Why does Wang think Hainan is so appealing to western visitors? “I truly believe Hainan is one of the most beautiful places on earth, and its natural and cultural attractions as well as the luxury service is a big reason. We have a lot of returning guests, as well as ones that are visiting Hainan for the first time.”

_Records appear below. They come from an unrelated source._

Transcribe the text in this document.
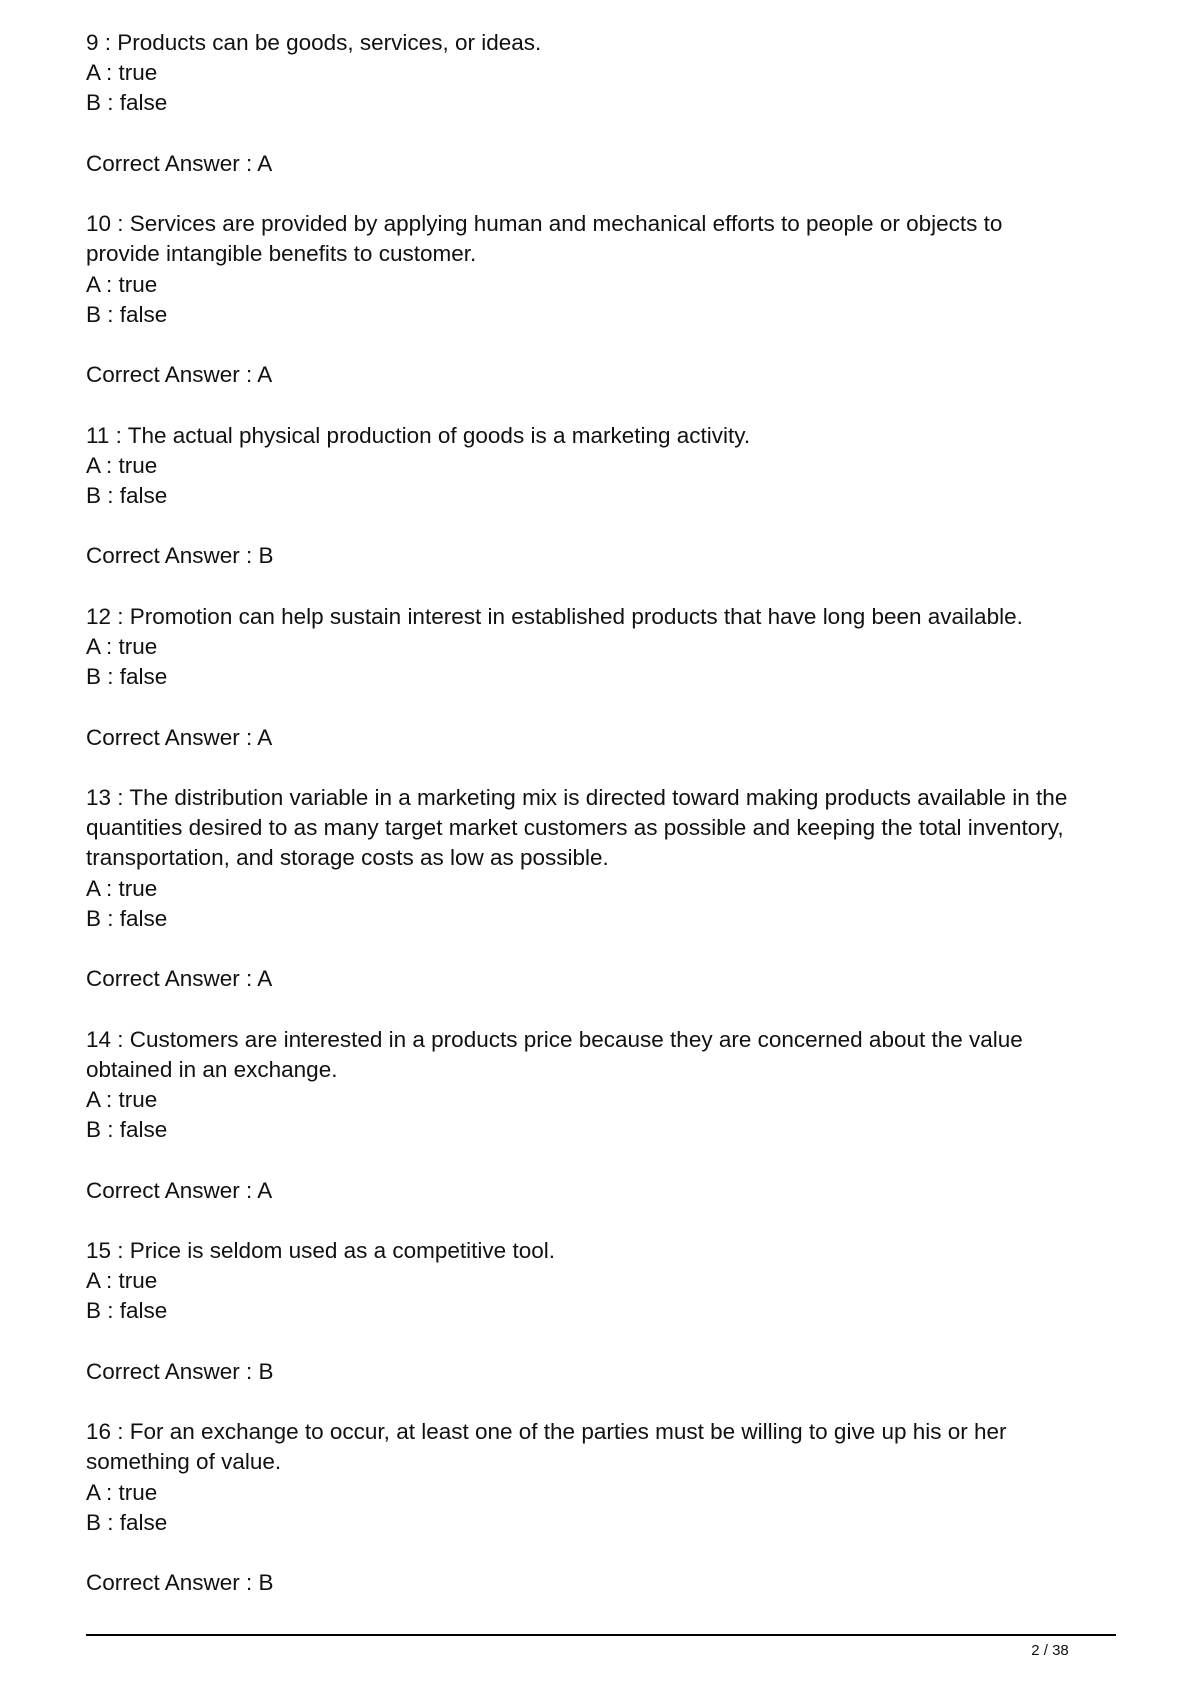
9 : Products can be goods, services, or ideas.

A : true

B : false

Correct Answer : A

10 : Services are provided by applying human and mechanical efforts to people or objects to provide intangible benefits to customer.

A : true

B : false

Correct Answer : A

11 : The actual physical production of goods is a marketing activity.

A : true

B : false

Correct Answer : B

12 : Promotion can help sustain interest in established products that have long been available.

A : true

B : false

Correct Answer : A

13 : The distribution variable in a marketing mix is directed toward making products available in the quantities desired to as many target market customers as possible and keeping the total inventory, transportation, and storage costs as low as possible.

A : true

B : false

Correct Answer : A

14 : Customers are interested in a products price because they are concerned about the value obtained in an exchange.

A : true

B : false

Correct Answer : A

15 : Price is seldom used as a competitive tool.

A : true

B : false

Correct Answer : B

16 : For an exchange to occur, at least one of the parties must be willing to give up his or her something of value.

A : true

B : false

Correct Answer : B

2 / 38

Looking to the sea Sanya’s yachting industry grew in 2020 during the pandemic, with a 28% rise in new yacht registrations, according to the Global Times, an English-language Chinese newspaper. The destination’s proximity to the Pacific Ocean brings with it an abundance of seafood along with traditional Chinese dishes. “You may have tried Hainan chicken rice in Singapore or Malaysia — the dish actually has its origins in Wenchang chicken, which uses Hainan’s native free-range chicken,” says Rosewood Sanya managing director Chiping Xu. Located in Haitang Bay, the ultra-luxurious Rosewood Sanya opened in the summer of 2017.
“Guests can feast on a never-ending supply of seafood here,” adds Xu. “What makes Hainan a truly unique destination is the local culture. Hainan boasts a rich cultural heritage, with three important ethnic minorities, the Li, Miao and Hui, playing a significant role in its colourful history.”
Don’t miss a glimpse of the Guanyin statue standing 38m tall at Nanshan Buddhist Cultural Gardens. It is embellished with 100kg of gold, 120-carats of South African diamonds as well as other jewels such as emeralds, pearls and green jade.
Donaldson-Sinclair recommends aiming even higher. “Start your exploration of the region with a visit to Luhuitou (Deer Looks Back) park,” she says. “Stand atop a mountain with spectacular 360 ̊ views of the coastline and hills. This will give you a real sense of the romantic heart of the people of Hainan.”